Point C lies on the monopolist’s marginal revenue curve, labeled MR in panel (a) of Figure 61.2 and taken from the last column of Table 61.1. The crucial point about the monopolist’s marginal revenue curve is that it is always below the demand curve. That’s because of the price effect, which means that a monopolist’s marginal revenue from selling an additional unit is always less than the price the monopolist receives for that unit. It is the price effect that creates the wedge between the monopolist’s marginal revenue curve and the demand curve: in order to sell an additional diamond, De Beers must cut the market price on all units sold.
In fact, this wedge exists for any firm that possesses market power, such as an oligopolist, except in the case of price discrimination as explained in Module 63. Having market power means that the firm faces a downward-sloping demand curve. As a result, there will always be a price effect from an increase in output for a firm with market power that charges every customer the same price.

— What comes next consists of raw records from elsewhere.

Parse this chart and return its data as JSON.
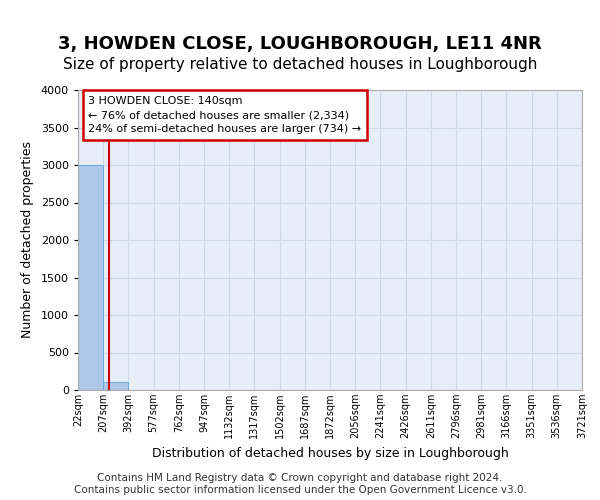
{
  "title": "3, HOWDEN CLOSE, LOUGHBOROUGH, LE11 4NR",
  "subtitle": "Size of property relative to detached houses in Loughborough",
  "xlabel": "Distribution of detached houses by size in Loughborough",
  "ylabel": "Number of detached properties",
  "footer": "Contains HM Land Registry data © Crown copyright and database right 2024.\nContains public sector information licensed under the Open Government Licence v3.0.",
  "bin_labels": [
    "22sqm",
    "207sqm",
    "392sqm",
    "577sqm",
    "762sqm",
    "947sqm",
    "1132sqm",
    "1317sqm",
    "1502sqm",
    "1687sqm",
    "1872sqm",
    "2056sqm",
    "2241sqm",
    "2426sqm",
    "2611sqm",
    "2796sqm",
    "2981sqm",
    "3166sqm",
    "3351sqm",
    "3536sqm",
    "3721sqm"
  ],
  "bar_values": [
    3000,
    110,
    0,
    0,
    0,
    0,
    0,
    0,
    0,
    0,
    0,
    0,
    0,
    0,
    0,
    0,
    0,
    0,
    0,
    0
  ],
  "bar_color": "#aec6e8",
  "bar_edge_color": "#6aaad4",
  "grid_color": "#d0d8e8",
  "axes_bg_color": "#e8eef8",
  "annotation_text": "3 HOWDEN CLOSE: 140sqm\n← 76% of detached houses are smaller (2,334)\n24% of semi-detached houses are larger (734) →",
  "annotation_box_color": "#ffffff",
  "annotation_border_color": "#cc0000",
  "property_line_color": "#cc0000",
  "property_line_x": 0.72,
  "ylim": [
    0,
    4000
  ],
  "yticks": [
    0,
    500,
    1000,
    1500,
    2000,
    2500,
    3000,
    3500,
    4000
  ],
  "title_fontsize": 13,
  "subtitle_fontsize": 11
}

So for such a firm, the marginal revenue curve always lies below the demand curve.
Corbis
Take a moment to compare the monopolist’s marginal revenue curve with the marginal revenue curve for a perfectly competitive firm, which has no market power. For such a firm there is no price effect from an increase in output: its marginal revenue curve is simply its horizontal demand curve. So for a perfectly competitive firm, market price and marginal revenue are always equal.
AP® Exam Tip
Past AP® exams have asked questions about why a monopoly's marginal revenue is below its price. Be prepared to explain that the firm must lower its price on all units sold in order to sell more units.
To emphasize how the quantity and price effects offset each other for a firm with market power, De Beers’s total revenue curve is shown in panel (b) of Figure 61.2. Notice that it is hill-shaped: as output rises from 0 to 10 diamonds, total revenue increases. This reflects the fact that at low levels of output, the quantity effect is stronger than the price effect: as the monopolist sells more, it has to lower the price on only very few units, so the price effect is small. As output rises beyond 10 diamonds, total revenue actually falls. This reflects the fact that at high levels of output, the price effect is stronger than the quantity effect: as the monopolist sells more, it now has to lower the price on many units of output, making the price effect very large. Correspondingly, the marginal revenue curve lies below zero at output levels above 10 diamonds. For example, an increase in diamond production from 11 to 12 yields only $400 for the 12th diamond, simultaneously reducing the revenue from diamonds 1 through 11 by $550. As a result, the marginal revenue of the 12th diamond is −$150.